7月の参院選で1議席を得て「政党要件」も満たした新興政党「チームみらい」が、デジタル技術を活用した「民主主義のアップデート」を掲げ、注目を集めている。党首の安野貴博氏(34)は人工知能(AI)エンジニアの経歴を持ち、「いろんな声を聞くことが民主主義で重要だ」と話す。政治参加のハードルを下げ、政治資金の透明化を図るなど、テクノロジーを駆使した政治改革を模索している。

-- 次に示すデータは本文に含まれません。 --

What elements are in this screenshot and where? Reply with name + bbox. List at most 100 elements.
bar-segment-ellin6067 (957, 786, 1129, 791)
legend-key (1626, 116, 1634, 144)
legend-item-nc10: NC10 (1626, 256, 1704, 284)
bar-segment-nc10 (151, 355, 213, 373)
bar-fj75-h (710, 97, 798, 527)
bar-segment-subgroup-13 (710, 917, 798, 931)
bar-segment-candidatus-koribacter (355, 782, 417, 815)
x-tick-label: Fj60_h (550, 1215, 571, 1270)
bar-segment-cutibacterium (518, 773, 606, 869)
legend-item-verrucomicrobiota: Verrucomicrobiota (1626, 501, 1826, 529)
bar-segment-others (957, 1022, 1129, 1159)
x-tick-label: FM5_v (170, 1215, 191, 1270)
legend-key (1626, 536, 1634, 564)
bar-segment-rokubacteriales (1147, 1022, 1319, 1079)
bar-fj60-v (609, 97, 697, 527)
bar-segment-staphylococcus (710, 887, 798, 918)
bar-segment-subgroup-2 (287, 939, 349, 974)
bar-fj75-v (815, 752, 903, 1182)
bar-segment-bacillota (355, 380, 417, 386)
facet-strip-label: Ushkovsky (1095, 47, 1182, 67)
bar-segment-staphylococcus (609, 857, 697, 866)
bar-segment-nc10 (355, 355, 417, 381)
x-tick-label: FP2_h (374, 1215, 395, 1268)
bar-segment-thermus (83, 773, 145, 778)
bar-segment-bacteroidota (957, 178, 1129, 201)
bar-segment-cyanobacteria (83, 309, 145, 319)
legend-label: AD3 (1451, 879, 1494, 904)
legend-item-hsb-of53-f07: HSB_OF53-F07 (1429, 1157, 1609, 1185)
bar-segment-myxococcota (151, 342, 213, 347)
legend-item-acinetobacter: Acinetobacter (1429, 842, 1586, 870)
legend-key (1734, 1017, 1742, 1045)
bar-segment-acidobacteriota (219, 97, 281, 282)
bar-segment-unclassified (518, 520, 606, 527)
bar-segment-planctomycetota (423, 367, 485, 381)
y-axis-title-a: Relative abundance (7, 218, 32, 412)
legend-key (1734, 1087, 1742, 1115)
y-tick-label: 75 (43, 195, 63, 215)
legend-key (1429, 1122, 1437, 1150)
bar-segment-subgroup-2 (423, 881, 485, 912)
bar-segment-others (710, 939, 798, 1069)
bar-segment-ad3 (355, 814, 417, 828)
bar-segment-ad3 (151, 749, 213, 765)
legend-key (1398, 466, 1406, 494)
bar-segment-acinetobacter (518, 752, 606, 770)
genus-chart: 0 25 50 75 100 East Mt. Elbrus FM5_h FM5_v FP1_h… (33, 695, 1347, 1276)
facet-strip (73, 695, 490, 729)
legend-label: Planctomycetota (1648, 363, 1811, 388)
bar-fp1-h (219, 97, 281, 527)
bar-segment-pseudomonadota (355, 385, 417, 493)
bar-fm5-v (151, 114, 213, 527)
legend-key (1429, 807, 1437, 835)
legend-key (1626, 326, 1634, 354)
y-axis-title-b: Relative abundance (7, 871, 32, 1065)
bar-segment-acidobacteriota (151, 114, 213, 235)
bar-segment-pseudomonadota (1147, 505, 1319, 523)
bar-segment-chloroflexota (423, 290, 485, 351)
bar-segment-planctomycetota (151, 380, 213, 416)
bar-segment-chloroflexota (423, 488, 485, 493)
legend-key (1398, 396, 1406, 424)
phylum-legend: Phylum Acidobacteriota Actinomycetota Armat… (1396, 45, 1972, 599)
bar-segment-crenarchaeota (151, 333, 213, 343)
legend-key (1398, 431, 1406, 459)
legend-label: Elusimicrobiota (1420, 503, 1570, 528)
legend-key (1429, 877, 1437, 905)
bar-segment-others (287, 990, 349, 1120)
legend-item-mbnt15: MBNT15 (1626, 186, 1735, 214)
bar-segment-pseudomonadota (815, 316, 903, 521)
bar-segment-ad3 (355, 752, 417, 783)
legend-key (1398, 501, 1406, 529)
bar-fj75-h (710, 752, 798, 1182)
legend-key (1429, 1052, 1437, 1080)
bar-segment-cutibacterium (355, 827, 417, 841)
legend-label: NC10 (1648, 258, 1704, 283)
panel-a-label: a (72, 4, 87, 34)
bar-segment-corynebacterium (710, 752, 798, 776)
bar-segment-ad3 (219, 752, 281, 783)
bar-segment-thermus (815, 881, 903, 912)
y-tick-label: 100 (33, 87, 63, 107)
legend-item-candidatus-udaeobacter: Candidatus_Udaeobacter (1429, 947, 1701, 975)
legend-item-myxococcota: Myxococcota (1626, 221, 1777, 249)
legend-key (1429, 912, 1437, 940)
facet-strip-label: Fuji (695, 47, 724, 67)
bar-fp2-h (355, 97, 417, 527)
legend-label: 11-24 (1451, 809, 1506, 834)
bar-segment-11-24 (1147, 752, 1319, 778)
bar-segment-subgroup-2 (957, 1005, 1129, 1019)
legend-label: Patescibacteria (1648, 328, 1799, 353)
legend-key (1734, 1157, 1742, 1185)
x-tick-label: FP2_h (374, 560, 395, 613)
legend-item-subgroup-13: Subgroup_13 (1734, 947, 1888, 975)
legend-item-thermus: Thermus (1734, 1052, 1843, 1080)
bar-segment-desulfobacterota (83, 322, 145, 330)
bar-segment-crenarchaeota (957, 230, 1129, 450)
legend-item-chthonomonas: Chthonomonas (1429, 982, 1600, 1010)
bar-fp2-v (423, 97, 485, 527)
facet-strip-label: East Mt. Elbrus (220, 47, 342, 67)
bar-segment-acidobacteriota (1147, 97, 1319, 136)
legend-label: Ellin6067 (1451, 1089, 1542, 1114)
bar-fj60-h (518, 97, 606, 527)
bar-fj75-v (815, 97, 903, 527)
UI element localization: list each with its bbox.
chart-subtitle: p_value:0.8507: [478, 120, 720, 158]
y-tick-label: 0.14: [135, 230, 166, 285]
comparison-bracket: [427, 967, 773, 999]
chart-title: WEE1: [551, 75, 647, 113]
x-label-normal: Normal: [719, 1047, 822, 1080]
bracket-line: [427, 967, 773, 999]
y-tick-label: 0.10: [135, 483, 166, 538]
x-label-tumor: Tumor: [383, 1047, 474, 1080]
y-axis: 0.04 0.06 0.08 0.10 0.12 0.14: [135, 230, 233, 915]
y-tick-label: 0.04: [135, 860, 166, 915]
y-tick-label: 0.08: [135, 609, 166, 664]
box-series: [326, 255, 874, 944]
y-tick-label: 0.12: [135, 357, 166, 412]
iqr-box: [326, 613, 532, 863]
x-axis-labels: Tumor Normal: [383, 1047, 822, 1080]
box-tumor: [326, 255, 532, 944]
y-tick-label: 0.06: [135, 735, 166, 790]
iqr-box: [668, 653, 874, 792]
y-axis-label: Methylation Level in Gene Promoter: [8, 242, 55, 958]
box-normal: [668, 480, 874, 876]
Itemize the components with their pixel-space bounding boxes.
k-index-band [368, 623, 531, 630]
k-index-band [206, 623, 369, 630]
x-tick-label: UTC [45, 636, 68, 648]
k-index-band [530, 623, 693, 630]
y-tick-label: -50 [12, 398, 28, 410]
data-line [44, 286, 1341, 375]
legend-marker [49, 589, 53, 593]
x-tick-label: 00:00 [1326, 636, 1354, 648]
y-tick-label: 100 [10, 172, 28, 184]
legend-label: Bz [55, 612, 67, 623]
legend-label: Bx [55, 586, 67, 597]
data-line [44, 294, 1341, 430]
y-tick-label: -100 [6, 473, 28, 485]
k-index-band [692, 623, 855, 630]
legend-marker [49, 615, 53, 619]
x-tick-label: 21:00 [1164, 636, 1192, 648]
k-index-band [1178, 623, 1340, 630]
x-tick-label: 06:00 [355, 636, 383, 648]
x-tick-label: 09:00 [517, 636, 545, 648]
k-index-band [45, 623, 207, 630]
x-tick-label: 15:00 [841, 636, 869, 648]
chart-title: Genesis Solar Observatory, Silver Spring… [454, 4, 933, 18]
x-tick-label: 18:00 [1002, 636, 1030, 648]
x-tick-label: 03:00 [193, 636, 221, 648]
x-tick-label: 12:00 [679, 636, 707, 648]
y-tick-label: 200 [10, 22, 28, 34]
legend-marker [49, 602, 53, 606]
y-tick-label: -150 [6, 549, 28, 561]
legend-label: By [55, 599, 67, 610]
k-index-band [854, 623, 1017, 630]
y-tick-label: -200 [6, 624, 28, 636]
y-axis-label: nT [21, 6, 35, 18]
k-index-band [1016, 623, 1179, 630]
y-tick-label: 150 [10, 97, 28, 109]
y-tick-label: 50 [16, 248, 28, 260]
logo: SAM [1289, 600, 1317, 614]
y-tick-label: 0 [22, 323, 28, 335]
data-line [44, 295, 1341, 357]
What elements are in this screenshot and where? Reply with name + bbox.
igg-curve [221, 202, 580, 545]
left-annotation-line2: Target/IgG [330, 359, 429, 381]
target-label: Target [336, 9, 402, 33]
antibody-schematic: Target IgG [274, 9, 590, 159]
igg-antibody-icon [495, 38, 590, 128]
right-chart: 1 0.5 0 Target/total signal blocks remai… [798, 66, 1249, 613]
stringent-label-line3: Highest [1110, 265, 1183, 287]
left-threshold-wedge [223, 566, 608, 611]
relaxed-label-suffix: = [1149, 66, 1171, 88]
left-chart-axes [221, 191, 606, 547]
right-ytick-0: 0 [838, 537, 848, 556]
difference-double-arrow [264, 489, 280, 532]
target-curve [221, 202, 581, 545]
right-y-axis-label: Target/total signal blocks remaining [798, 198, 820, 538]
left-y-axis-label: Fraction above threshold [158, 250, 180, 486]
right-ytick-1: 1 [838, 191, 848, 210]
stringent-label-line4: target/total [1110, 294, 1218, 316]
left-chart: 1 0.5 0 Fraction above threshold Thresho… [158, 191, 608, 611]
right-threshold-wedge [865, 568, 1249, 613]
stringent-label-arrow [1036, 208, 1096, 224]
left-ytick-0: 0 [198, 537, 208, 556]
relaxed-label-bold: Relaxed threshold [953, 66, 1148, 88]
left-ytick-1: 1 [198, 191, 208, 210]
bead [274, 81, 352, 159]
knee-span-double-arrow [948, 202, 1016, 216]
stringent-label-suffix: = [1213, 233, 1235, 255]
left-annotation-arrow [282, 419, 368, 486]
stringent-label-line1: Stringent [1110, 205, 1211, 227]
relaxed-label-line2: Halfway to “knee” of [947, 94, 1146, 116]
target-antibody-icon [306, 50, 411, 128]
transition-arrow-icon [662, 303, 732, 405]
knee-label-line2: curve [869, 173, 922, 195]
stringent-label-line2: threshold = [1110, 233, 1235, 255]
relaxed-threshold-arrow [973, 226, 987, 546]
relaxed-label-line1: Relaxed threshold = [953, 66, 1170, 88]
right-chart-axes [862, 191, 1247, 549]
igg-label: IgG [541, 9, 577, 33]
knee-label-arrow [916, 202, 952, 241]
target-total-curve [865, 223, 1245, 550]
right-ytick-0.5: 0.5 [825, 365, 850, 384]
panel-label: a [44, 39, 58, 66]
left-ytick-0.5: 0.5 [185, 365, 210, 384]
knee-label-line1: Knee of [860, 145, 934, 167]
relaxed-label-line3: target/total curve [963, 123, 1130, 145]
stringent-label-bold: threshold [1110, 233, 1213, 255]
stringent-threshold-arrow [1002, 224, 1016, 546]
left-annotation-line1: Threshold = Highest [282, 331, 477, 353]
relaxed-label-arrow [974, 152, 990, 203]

安野氏は東大工学部でAI研究の第一人者、松尾豊氏の下で学び、AI関連の起業も経験。昨年の東京都知事選に初出馬し、AIを活用した公約づくりが話題を呼び、政治経験がないにもかかわらず約15万票を獲得した。先の参院選の比例代表で得票率2%を超え、公職選挙法などが定める政党要件をクリアした。
安野氏は党内に「永田町ソフトエンジニアチーム」を設置した。エンジニアやデザイナーなど10人程度の専門家で構成。「政治とカネ」の問題を受け、政治資金の収支をネット上で公開するシステムの開発を進めている。
政策に関する意見をオンラインで収集する「デジタル目安箱」の設置も準備中だ。国会審議の状況を可視化し、集めた意見を安野氏の国会質問に反映させる仕組み。秋に想定される臨時国会までの整備を目指しており、「良いアイデアが実際に通う『回路』を作りたい」と意気込む。
選挙の投票だけでなく、国や自治体への陳情・請願のプロセスもデジタル化する構想を描く。「永田町に足を運んで陳情するのは普通の人は経験がない。(オンラインで)敷居の低いやり方を用意できる」と提唱する。
先例を重視する国会はデジタル化の遅れが指摘される。安野氏は「世襲議員や職業政治家が多い。新陳代謝が弱まっていることが課題だ」と分析し、多様な人材の流入が重要だと訴える。
チームみらいが参院選で公認した候補者は15人。エンジニアや会社役員、教員など多彩な職歴を持ち、平均年齢は35歳と若い。安野氏は次期衆院選に向け「政治の業界に良くも悪くもいなかった人を擁立していきたい」と語った。